Les cas de cancers dans le monde devraient augmenter de 75% d'ici à 2030, selon une étude publiée en 2012 dans « The Lancet Oncology ». Or 50% des cancers déjà sont liés à de mauvaises habitudes alimentaires. C’est un minimum sachant que c’est l’Académie de Médecine qui le dit...

La place centrale de notre rapport à l’alimentation dans le développement des cancers ne fait aucun doute. C’est ce que martèlent depuis des années quelques experts indépendants comme le Pr Henri Joyeux.
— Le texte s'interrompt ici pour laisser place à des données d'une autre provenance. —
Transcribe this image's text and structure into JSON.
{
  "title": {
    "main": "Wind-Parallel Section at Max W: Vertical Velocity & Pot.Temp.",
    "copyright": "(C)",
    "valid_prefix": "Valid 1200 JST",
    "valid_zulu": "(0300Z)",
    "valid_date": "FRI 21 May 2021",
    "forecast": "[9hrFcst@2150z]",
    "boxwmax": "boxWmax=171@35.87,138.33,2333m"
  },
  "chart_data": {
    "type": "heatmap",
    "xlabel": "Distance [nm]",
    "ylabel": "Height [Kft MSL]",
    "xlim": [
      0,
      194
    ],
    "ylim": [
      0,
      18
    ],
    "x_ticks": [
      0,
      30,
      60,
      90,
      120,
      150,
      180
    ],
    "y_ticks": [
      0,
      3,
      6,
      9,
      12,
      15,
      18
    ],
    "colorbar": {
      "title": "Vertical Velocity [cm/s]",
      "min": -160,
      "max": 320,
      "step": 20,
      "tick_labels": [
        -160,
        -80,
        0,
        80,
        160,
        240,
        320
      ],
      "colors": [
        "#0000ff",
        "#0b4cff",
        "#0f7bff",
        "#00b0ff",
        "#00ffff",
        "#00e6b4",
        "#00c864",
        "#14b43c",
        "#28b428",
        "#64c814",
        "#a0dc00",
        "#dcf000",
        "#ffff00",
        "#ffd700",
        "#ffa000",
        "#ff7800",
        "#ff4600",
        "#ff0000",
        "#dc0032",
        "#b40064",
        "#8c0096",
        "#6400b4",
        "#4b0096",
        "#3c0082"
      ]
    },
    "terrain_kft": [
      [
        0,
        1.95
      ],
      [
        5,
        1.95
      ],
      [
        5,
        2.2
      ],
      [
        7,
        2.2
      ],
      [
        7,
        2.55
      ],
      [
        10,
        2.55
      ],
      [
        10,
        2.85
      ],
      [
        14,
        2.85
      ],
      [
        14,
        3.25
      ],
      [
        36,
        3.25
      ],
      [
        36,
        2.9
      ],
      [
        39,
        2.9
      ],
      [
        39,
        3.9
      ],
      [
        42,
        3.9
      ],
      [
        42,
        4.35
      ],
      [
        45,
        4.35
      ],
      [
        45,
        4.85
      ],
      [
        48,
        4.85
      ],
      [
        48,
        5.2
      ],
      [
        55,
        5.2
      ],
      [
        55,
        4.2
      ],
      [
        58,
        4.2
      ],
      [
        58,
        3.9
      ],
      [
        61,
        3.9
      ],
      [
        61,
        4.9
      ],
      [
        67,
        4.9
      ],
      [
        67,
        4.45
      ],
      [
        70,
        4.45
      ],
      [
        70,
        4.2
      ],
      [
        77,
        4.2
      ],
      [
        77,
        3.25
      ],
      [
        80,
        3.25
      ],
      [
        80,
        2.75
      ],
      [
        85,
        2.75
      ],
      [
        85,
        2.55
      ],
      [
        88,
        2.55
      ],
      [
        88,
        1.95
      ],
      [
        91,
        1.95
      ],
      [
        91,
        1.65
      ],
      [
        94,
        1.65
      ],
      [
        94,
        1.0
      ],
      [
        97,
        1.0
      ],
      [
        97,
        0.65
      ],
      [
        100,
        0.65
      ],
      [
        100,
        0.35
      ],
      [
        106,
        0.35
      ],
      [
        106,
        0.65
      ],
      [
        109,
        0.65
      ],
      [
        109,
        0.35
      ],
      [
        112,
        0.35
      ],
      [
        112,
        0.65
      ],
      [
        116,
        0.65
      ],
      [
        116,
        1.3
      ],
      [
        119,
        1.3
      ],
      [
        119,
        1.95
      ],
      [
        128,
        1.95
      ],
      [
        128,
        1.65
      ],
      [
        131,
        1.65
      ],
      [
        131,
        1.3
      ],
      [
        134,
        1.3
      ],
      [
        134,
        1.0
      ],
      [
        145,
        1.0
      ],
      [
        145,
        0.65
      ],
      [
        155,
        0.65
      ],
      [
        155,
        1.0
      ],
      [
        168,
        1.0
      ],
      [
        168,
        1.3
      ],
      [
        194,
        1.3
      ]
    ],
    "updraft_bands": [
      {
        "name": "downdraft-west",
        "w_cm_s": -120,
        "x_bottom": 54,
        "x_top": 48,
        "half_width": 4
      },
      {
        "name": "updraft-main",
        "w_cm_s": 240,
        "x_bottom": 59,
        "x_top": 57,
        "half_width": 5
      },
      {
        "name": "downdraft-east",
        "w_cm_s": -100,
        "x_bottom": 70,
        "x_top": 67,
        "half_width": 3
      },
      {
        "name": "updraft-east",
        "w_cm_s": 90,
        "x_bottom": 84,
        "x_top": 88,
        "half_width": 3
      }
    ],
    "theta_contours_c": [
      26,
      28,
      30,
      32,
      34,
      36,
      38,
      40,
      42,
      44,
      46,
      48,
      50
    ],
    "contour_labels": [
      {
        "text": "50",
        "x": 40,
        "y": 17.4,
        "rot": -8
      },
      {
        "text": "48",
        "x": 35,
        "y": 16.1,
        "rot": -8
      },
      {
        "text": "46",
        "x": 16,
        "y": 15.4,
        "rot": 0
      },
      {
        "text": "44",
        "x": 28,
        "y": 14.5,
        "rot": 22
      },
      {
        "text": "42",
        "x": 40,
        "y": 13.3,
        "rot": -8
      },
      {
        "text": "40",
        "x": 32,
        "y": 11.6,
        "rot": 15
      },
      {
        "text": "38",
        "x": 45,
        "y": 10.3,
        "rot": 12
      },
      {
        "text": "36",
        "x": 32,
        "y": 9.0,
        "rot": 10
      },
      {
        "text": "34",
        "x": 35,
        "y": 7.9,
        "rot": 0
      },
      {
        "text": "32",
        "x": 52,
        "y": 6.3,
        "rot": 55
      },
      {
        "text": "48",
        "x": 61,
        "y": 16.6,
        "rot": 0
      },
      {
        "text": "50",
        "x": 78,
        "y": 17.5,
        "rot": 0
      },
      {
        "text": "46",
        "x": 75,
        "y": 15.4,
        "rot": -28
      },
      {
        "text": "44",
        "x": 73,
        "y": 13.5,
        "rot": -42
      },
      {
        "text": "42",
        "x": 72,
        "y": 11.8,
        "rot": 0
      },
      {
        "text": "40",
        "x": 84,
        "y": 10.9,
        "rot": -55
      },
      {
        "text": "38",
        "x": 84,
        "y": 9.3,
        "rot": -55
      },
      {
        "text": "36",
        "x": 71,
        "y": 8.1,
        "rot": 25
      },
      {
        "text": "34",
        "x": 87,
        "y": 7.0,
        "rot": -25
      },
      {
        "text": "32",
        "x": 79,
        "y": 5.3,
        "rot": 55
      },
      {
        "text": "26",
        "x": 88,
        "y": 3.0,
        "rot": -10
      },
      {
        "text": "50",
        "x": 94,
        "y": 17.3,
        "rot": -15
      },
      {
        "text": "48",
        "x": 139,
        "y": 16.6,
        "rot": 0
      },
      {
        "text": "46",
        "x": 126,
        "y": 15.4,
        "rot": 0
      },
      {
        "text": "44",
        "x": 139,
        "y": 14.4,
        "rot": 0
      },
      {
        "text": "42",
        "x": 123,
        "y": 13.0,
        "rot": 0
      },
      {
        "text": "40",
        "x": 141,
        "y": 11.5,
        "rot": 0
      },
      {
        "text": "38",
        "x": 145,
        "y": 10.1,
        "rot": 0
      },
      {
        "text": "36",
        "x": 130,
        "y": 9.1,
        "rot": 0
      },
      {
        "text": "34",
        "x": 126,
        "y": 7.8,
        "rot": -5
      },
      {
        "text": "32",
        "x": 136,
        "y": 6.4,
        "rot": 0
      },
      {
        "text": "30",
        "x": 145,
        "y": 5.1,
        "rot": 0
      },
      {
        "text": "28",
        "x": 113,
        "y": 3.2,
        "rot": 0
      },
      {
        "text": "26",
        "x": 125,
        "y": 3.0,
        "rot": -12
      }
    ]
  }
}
Ce cancérologue pionnier de la prévention primaire par l’alimentation l’a dit bien avant feu l’excellent David Servan-Schreiber. 

« Mieux vaut un bon menu qu’une ordonnance ! »

Professeur de cancérologie et de chirurgie digestive à la Faculté de Médecine de Montpellier, Henri Joyeux est l’un des meilleurs spécialistes français en nutrition, alimentation et cancer. Il aime à citer Jean Rostand. C’est sa façon à lui de traduire le premier précepte hippocratique. Dans sa préface de « L’alimentation ou la troisième médecine », œuvre maintes fois rééditée de son ami Jean Seignalet, il rappelle cette évidence : « c’est la nutrition qui fait l’unité du corps humain cohérent ». 

Nous sommes ce que nous mangeons mais hélas tous les conseils nutritionnels ne vont plus dans le même sens, d’où l’intérêt de rappeler les fondamentaux.